On comprend alors que pour François Hollande si le présent "temps de jeu" (comme on dit au rugby) se poursuit dans une telle positivité, l’accumulation de confiance en soi que peut emmagasiner François Hollande est considérable. Pour deux raisons : d’une part parce que, même dans les moments les plus difficiles, François Hollande a montré qu’il dispose d’un stock de confiance en lui-même absolument phénoménal. Cet homme a montré qu’il a une capacité de résilience hors du commun. Il croit en lui tout simplement. Si, de surcroit, seconde raison, une partie de l’électorat se remet aussi à y croire, alors l’effet positif ainsi produit sur ses choix, sur ses audaces éventuelles, sur sa capacité à jouer tel ou tel coup (comme on parle d’un joueur de poker ou d’un champion d’échecs) se trouve démultiplié.
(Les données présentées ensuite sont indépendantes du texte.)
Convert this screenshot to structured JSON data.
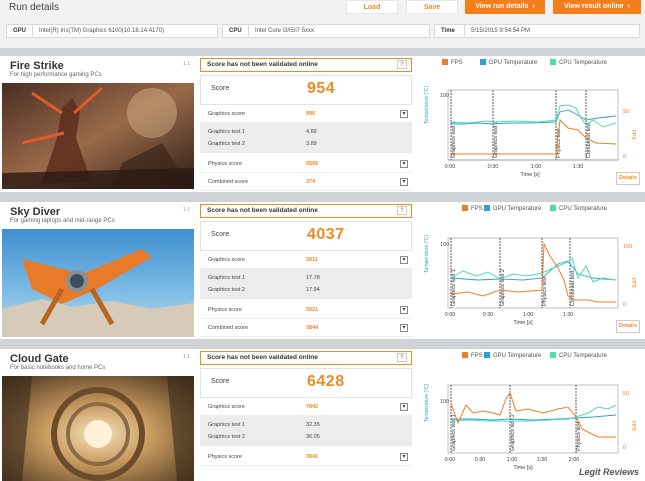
{
  "header": {
    "title": "Run details",
    "load_label": "Load",
    "save_label": "Save",
    "view_run_label": "View run details",
    "view_online_label": "View result online",
    "gpu_label": "GPU",
    "gpu_value": "Intel(R) Iris(TM) Graphics 6100(10.18.14.4170)",
    "cpu_label": "CPU",
    "cpu_value": "Intel Core i3/i5/i7 5xxx",
    "time_label": "Time",
    "time_value": "5/15/2015 9:54:54 PM"
  },
  "colors": {
    "accent": "#f08a24",
    "fps": "#f07d24",
    "gpu": "#2fa0d8",
    "cpu": "#4ddcb0"
  },
  "common": {
    "not_validated": "Score has not been validated online",
    "question": "?",
    "score_label": "Score",
    "graphics_score_label": "Graphics score",
    "graphics_test1_label": "Graphics test 1",
    "graphics_test2_label": "Graphics test 2",
    "physics_score_label": "Physics score",
    "combined_score_label": "Combined score",
    "details_label": "Details",
    "legend_fps": "FPS",
    "legend_gpu": "GPU Temperature",
    "legend_cpu": "CPU Temperature",
    "temp_axis": "Temperature [°C]",
    "fps_axis": "FPS",
    "time_axis": "Time [s]",
    "toggle": "▾"
  },
  "tests": [
    {
      "name": "Fire Strike",
      "subtitle": "For high performance gaming PCs",
      "version": "1.1",
      "score": "954",
      "graphics_score": "996",
      "graphics_test1": "4.89",
      "graphics_test2": "3.89",
      "physics_score": "5566",
      "combined_score": "374",
      "chart_data": {
        "type": "line",
        "x_ticks": [
          "0:00",
          "0:30",
          "1:00",
          "1:30"
        ],
        "y_left_ticks": [
          "100"
        ],
        "y_right_ticks": [
          "50",
          "0"
        ],
        "sections": [
          "Graphics test 1",
          "Graphics test 2",
          "Physics test",
          "Combined test"
        ]
      }
    },
    {
      "name": "Sky Diver",
      "subtitle": "For gaming laptops and mid-range PCs",
      "version": "1.0",
      "score": "4037",
      "graphics_score": "3911",
      "graphics_test1": "17.78",
      "graphics_test2": "17.94",
      "physics_score": "5021",
      "combined_score": "3844",
      "chart_data": {
        "type": "line",
        "x_ticks": [
          "0:00",
          "0:30",
          "1:00",
          "1:30"
        ],
        "y_left_ticks": [
          "100"
        ],
        "y_right_ticks": [
          "100",
          "0"
        ],
        "sections": [
          "Graphics test 1",
          "Graphics test 2",
          "Physics test",
          "Combined test"
        ]
      }
    },
    {
      "name": "Cloud Gate",
      "subtitle": "For basic notebooks and home PCs",
      "version": "1.1",
      "score": "6428",
      "graphics_score": "7842",
      "graphics_test1": "32.35",
      "graphics_test2": "36.05",
      "physics_score": "3941",
      "chart_data": {
        "type": "line",
        "x_ticks": [
          "0:00",
          "0:30",
          "1:00",
          "1:30",
          "2:00"
        ],
        "y_left_ticks": [
          "100"
        ],
        "y_right_ticks": [
          "50",
          "0"
        ],
        "sections": [
          "Graphics test 1",
          "Graphics test 2",
          "Physics test"
        ]
      }
    }
  ],
  "watermark": "Legit Reviews"
}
Si les sondages montrent une remontée dans l'opinion depuis les attentats du mois de janvier, ils restent 67% à considérer que François Hollande est un mauvais président. Comment les récents événements ont-ils agi sur les Français qui ne font pas partie de son électorat ? 

Il faut bien distinguer entre un électorat (majoritaire parmi celles et ceux qui ont voté en 2012, n’en déplaise aux électeurs de droite qui prétendent le contraire… et qui n’ont jamais accepté la défaite électorale de leur champion Sarkozy) qui a voté Hollande et l’autre partie des Françaises et des Français qui ne l’ont pas soutenu en mai 2012. On vient de le voir, parmi son électorat présidentiel une partie semble avoir apprécié son comportement depuis six semaines environ. Mais ses adversaires, celles et ceux qui le détestaient en 2002, en 2005, en 2007 et qui l’ont rejeté en 2012, n’ont pas changé d’un iota à son endroit. François Hollande n’a fait que reconstituer (encore qu’il ne l’a fait que partiellement) son capital de soutien. La meilleure preuve c’est que les deux-tiers des échantillons consultés continuent à le vouer aux gémonies. Je rappelle qu’en sept années de présence à l’Elysée, Valéry Giscard d’Estaing n’a été qu’un seul mois minoritaire dans "la cote d’amour" des Français. Ce qui d’ailleurs n’a pas empêché qu’il soit nettement chassé de l’Elysée le 10 mai 1981. Donc, on le mesure, cette histoire de "cote de popularité" n’a pas une relation causale et mécanique avec une réélection future.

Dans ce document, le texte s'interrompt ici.